Play through this several times, with images of increasing difficulty.

Wrap Up (15 min)

Flash Chat: What did we learn?

  • What did we learn today?
  • Was it easier or harder than you thought it would be to describe an image to one another?
  • Did any group end up having arrangements that all matched?
  • Can you share some tricks that you came up with that helped your group match the Image Card exactly?


Having students write about what they learned, why it’s useful, and how they feel about it can help solidify any knowledge they obtained today and build a review sheet for them to look to in the future.

Journal Prompts:

  • What did you learn today?
  • How do you feel about today's lesson?
  • Can you think of tricks to make it easier to describe tangram pictures to a partner?
  • Describe why you might want to be very detailed when creating algorithms for writing code.

Assessment (10 min)

Real-Life Algorithms: Tangrams - Assessment

Pass out the assessment and allow time for students to complete it.
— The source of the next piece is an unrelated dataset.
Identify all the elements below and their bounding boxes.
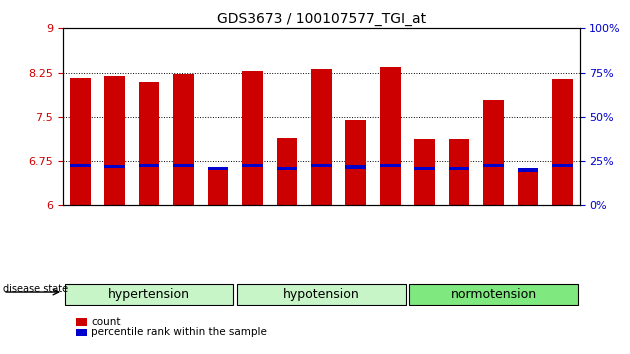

If there is extra time, go over the answers as a class.

Standards Alignment

View full course alignment

CSTA K-12 Computer Science Standards (2017)
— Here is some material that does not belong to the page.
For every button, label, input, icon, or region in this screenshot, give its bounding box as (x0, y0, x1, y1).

AP - Algorithms & Programming
  • 1B-AP-11 - Decompose (break down) problems into smaller, manageable subproblems to facilitate the program development process.
  • 1B-AP-15 - Test and debug (identify and fix errors) a program or algorithm to ensure it runs as intended.
  • 1B-AP-16 - Take on varying roles, with teacher guidance, when collaborating with peers during the design, implementation and review stages of program development.

Cross-curricular Opportunities

This list represents opportunities in this lesson to support standards in other content areas.
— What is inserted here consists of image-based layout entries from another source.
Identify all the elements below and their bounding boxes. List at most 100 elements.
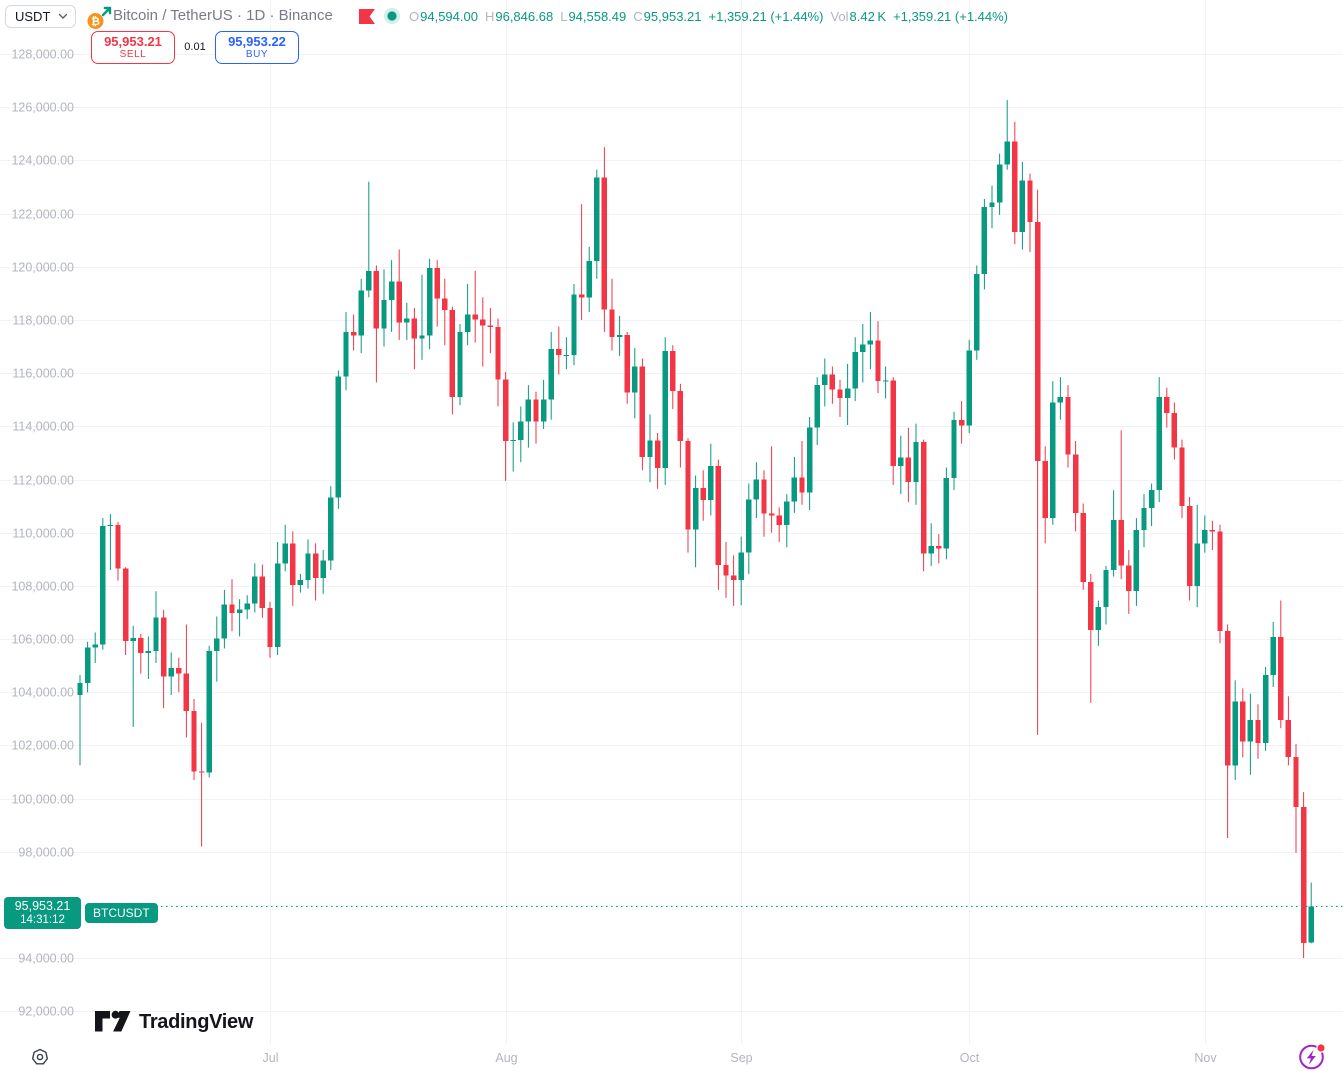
candle-body [1095,607,1102,630]
candle-body [882,380,889,382]
open-value: 94,594.00 [420,9,478,24]
candle-body [434,267,440,299]
candle-body [495,326,501,380]
price-axis-label: 92,000.00 [18,1005,74,1019]
buy-button[interactable]: 95,953.22 BUY [215,31,299,64]
price-axis-label: 126,000.00 [11,101,74,115]
tradingview-logo[interactable]: TradingView [95,1010,253,1034]
buy-label: BUY [245,49,269,61]
close-label: C [633,9,643,24]
candle-body [320,560,326,578]
candle-body [1300,806,1307,943]
symbol-badge: BTCUSDT [85,903,158,923]
candle-body [898,457,904,467]
candle-body [989,202,995,208]
candle-body [890,380,896,467]
spread-value: 0.01 [184,41,206,53]
trend-arrow-icon [101,6,112,17]
candle-body [1133,530,1140,592]
candle-body [1088,581,1094,630]
candle-body [1224,631,1231,766]
candle-body [1217,531,1223,632]
lightning-fab-button[interactable] [1297,1041,1327,1071]
symbol-title: Bitcoin / TetherUS · 1D · Binance [113,7,333,24]
candle-body [502,379,509,441]
price-axis-label: 118,000.00 [12,314,74,328]
candle-body [799,477,805,493]
candle-body [768,513,775,516]
price-axis-label: 124,000.00 [11,154,74,168]
time-axis-label: Oct [960,1051,980,1065]
flag-icon[interactable] [359,9,375,24]
candle-body [176,667,182,674]
price-axis-label: 128,000.00 [11,48,74,62]
candle-body [647,440,653,457]
candle-body [487,325,494,327]
candle-body [723,564,729,576]
candle-body [381,300,387,329]
candle-body [951,420,957,479]
candle-body [1255,720,1261,744]
candle-body [670,350,676,391]
quote-currency-value: USDT [15,9,51,24]
candle-body [1110,519,1117,570]
candle-body [662,350,668,468]
ohlc-legend: O 94,594.00 H 96,846.68 L 94,558.49 C 95,953… [409,9,1008,24]
candle-body [1240,701,1246,742]
candle-body [1171,413,1178,448]
candle-body [457,332,463,398]
candle-body [267,607,273,648]
candle-body [252,576,258,604]
candle-body [366,270,372,291]
candle-body [1262,675,1269,744]
candle-body [1065,397,1071,455]
price-axis-label: 122,000.00 [11,208,74,222]
candle-body [107,525,114,527]
svg-text:₿: ₿ [91,15,100,28]
candle-body [419,335,425,339]
current-price-value: 95,953.21 [14,899,71,913]
candle-body [191,711,197,772]
candle-body [282,543,288,564]
low-label: L [560,9,568,24]
candle-body [875,340,881,382]
candle-body [784,501,790,526]
candle-body [609,309,615,338]
candle-body [138,637,144,654]
price-axis-label: 108,000.00 [11,580,74,594]
sell-button[interactable]: 95,953.21 SELL [91,31,175,64]
price-axis-label: 106,000.00 [11,633,74,647]
candle-body [1126,565,1132,592]
candle-body [974,274,980,351]
candle-body [1148,490,1155,508]
volume-change-value: +1,359.21 (+1.44%) [893,9,1009,24]
candle-body [738,552,744,580]
price-axis-label: 112,000.00 [12,474,74,488]
candle-body [943,478,950,549]
candle-body [1019,180,1026,233]
candle-body [510,440,516,442]
candle-body [77,682,83,695]
candle-body [654,440,661,468]
candle-body [746,499,752,553]
candle-body [92,644,98,648]
candle-body [518,421,524,441]
candle-body [183,673,190,712]
settings-gear-icon[interactable] [31,1048,49,1066]
price-axis-label: 102,000.00 [11,739,74,753]
candle-body [168,667,174,677]
candle-body [312,553,319,578]
open-label: O [409,9,420,24]
candle-body [928,546,934,554]
candle-body [571,294,577,356]
candle-body [1057,397,1064,403]
low-value: 94,558.49 [568,9,627,24]
quote-currency-select[interactable]: USDT [5,5,76,28]
candle-body [1186,506,1193,586]
candle-body [274,563,281,648]
candle-body [198,771,205,773]
bitcoin-icon: ₿ [87,6,112,29]
chevron-down-icon [58,13,68,19]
Common Core English Language Arts Standards

L - Language
  • 5.L.6 - Acquire and use accurately grade-appropriate general academic and domain-specific words and phrases, including those that signal contrast, addition, and other logical relationships (e.g., however, although, nevertheless, similarly, moreover, in addition).
SL - Speaking & Listening
  • 5.SL.1 - Engage effectively in a range of collaborative discussions (one-on-one, in groups, and teacher-led) with diverse partners on grade 5 topics and texts, building on others’ ideas and expressing their own clearly.
  • 5.SL.1.a - Come to discussions prepared, having read or studied required material; explicitly draw on that preparation and other information known about the topic to explore ideas under discussion.
  • 5.SL.4 - Report on a topic or text or present an opinion, sequencing ideas logically and using appropriate facts and relevant, descriptive details to support main ideas or themes; speak clearly at an understandable pace.
  • 5.SL.6 - Adapt speech to a variety of contexts and tasks, using formal English when appropriate to task and situation.

Common Core Math Standards

G - Geometry
  • 5.G.3 - Understand that attributes belonging to a category of two- dimensional figures also belong to all subcategories of that category. For example, all rectangles have four right angles and squares are rectangles, so all squares have four right angles.
MP - Math Practices
  • MP.1 - Make sense of problems and persevere in solving them
  • MP.2 - Reason abstractly and quantitatively
  • MP.3 - Construct viable arguments and critique the reasoning of others
  • MP.4 - Model with mathematics
  • MP.5 - Use appropriate tools strategically
  • MP.6 - Attend to precision
  • MP.7 - Look for and make use of structure
  • MP.8 - Look for and express regularity in repeated reasoning

Next Generation Science Standards

ETS - Engineering in the Sciences
ETS1 - Engineering Design
  • 3-5-ETS1-1 - Define a simple design problem reflecting a need or a want that includes specified criteria for success and constraints on materials, time, or cost.
  • 3-5-ETS1-2 - Generate and compare multiple possible solutions to a problem based on how well each is likely to meet the criteria and constraints of the problem.